The CBM was found to be 16.8–27.2% more sensitive than the direct smear method for diagnosing malignancies associated with MPE.12 Distinguishing between MPM and reactive mesothelial cells from adenocarcinoma is often difficult by cytological examination alone. Patients in the present study were initially diagnosed incorrectly with adenocarcinoma by cytological examination before eventually being diagnosed with MPM or reactive mesothelial cells. Several recent studies reported that HBME‐1, calretinin, desmin, N‐cadherin, cytokeratin 5/6, and D2‐40 may help to distinguish between MPM and reactive mesothelial cells of adenocarcinoma.13, 14, 15, 16, 17 The CBM appears to support immunohistochemical staining for these markers.18 Moreover, several cancers that cause MPE are currently diagnosed using biomarkers and treated accordingly. It has been reported that 81.3% of cases of MPE from lung cancer harbored epidermal growth factor receptor mutations, whereas MPEs from breast cancer were reportedly 100% positive for human epidermal growth factor receptor‐2 (HER‐2) and 85.7% for hormone receptors.19, 20 Moreover, MPE associated with gastric cancer was 100% HER2‐positive.21 These results may not only affect primary lesion diagnosis, but may also influence treatment decisions regarding the use of molecular targeted agents, with the potential for long‐term survival.

To the best of our knowledge, this is the first report detailing methods for the diagnosis of primary lesions in patients with MPE from CUP. Pleural effusion samples are easily obtained by thoracentesis, which is less invasive than excisional or endoscopic biopsy, making it an ideal sample for diagnosing primary cancer origin and obtaining biomarkers in patients with MPE. Our results indicate the suitability of the CBM for achieving both these goals. However, further studies are needed to validate the role of the CBM. It remains unclear which tumor origins should be selected to obtain specimens from biopsy. The initial diagnosis in patients with malignant peritoneal effusion should be ovarian or peritoneal cancer, and these patients should, therefore, undergo exploratory laparotomy.

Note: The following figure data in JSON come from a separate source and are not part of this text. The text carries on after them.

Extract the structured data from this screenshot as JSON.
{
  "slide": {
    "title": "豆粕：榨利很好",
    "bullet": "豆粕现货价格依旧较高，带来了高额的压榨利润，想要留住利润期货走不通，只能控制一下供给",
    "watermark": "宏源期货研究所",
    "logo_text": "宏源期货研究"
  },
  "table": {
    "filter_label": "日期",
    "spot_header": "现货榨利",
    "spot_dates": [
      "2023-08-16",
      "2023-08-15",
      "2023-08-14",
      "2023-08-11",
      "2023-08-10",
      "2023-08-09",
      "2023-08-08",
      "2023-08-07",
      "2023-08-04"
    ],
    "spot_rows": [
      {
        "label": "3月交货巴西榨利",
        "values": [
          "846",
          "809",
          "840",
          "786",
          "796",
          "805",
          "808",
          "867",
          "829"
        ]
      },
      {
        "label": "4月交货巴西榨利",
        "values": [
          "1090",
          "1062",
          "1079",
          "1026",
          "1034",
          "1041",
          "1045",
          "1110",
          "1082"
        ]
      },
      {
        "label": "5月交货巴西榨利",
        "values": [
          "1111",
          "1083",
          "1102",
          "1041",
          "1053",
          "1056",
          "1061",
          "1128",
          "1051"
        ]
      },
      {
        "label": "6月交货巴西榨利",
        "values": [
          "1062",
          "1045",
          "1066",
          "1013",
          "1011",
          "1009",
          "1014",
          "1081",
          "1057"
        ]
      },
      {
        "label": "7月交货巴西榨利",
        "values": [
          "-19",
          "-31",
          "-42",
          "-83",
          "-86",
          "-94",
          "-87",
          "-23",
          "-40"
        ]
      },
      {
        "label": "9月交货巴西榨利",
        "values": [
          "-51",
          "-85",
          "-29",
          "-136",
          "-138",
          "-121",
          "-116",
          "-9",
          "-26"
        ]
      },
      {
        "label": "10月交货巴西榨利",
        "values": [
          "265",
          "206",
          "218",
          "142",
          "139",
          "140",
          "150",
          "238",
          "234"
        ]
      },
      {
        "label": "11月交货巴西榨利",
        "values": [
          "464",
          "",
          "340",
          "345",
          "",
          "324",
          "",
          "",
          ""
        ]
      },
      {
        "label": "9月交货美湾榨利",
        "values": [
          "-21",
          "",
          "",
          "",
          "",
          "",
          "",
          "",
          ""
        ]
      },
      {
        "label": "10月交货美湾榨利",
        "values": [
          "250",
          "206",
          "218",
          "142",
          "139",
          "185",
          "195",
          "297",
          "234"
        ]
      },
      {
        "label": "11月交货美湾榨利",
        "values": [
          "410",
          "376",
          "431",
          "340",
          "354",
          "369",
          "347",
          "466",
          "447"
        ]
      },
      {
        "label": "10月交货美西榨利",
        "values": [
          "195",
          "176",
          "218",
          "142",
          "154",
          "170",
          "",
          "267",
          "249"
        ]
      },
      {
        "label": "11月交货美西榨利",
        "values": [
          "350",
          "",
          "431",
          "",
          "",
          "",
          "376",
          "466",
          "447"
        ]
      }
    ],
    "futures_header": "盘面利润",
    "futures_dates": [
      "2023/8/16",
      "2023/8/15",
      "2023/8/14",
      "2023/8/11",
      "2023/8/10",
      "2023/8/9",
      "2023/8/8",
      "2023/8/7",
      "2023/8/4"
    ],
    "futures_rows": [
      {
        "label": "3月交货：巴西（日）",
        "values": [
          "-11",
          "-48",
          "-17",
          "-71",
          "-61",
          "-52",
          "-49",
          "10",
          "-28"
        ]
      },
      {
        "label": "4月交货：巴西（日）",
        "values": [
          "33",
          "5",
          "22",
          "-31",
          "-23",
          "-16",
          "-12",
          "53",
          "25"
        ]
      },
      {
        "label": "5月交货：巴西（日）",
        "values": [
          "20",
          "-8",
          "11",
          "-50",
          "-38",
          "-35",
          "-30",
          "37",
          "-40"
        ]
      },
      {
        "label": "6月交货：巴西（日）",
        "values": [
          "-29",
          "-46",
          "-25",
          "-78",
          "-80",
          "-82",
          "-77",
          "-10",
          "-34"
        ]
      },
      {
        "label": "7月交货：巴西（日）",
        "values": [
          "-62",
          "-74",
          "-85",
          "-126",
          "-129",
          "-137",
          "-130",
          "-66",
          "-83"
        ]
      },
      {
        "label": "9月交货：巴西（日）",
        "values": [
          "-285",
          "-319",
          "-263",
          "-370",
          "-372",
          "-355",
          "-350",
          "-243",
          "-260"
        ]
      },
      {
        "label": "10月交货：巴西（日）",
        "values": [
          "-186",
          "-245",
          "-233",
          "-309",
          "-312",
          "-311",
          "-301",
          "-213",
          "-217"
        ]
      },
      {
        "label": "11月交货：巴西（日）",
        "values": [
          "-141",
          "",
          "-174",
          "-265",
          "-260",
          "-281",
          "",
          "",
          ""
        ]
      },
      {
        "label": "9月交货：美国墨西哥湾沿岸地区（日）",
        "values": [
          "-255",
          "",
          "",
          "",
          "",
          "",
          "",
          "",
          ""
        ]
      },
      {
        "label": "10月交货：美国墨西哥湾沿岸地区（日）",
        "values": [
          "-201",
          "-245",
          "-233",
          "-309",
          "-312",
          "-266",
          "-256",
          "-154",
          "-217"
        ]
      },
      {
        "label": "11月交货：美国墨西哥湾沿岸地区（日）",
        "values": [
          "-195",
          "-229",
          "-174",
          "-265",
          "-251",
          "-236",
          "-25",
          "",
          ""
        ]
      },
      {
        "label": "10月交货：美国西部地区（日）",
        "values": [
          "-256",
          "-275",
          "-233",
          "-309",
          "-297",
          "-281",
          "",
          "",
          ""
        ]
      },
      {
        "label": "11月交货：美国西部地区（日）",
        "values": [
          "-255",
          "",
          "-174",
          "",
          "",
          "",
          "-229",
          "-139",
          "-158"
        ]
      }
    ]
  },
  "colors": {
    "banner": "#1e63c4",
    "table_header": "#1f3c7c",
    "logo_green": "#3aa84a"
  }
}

The key limitations of the present study were its retrospective nature, the small number of patients, and the fact that neither the CBM for MPE nor histological biopsies were performed in all patients. Furthermore, the patients did not all undergo the same diagnostic procedures, because the individual physicians decided these. Moreover, the diagnostic accordance between histological biopsy and the CBM was not confirmed. We were, therefore, unable to conclude which method was more useful for diagnosing the primary lesion.

Conclusion

In conclusion, although MPE may tend to originate from cancers with a poor prognosis, it can also be used to determine potentially curable malignancies in patients with expectations of long‐term survival, and may, thus, help to guide the appropriate treatment.

Disclosure

No authors report any conflict of interest.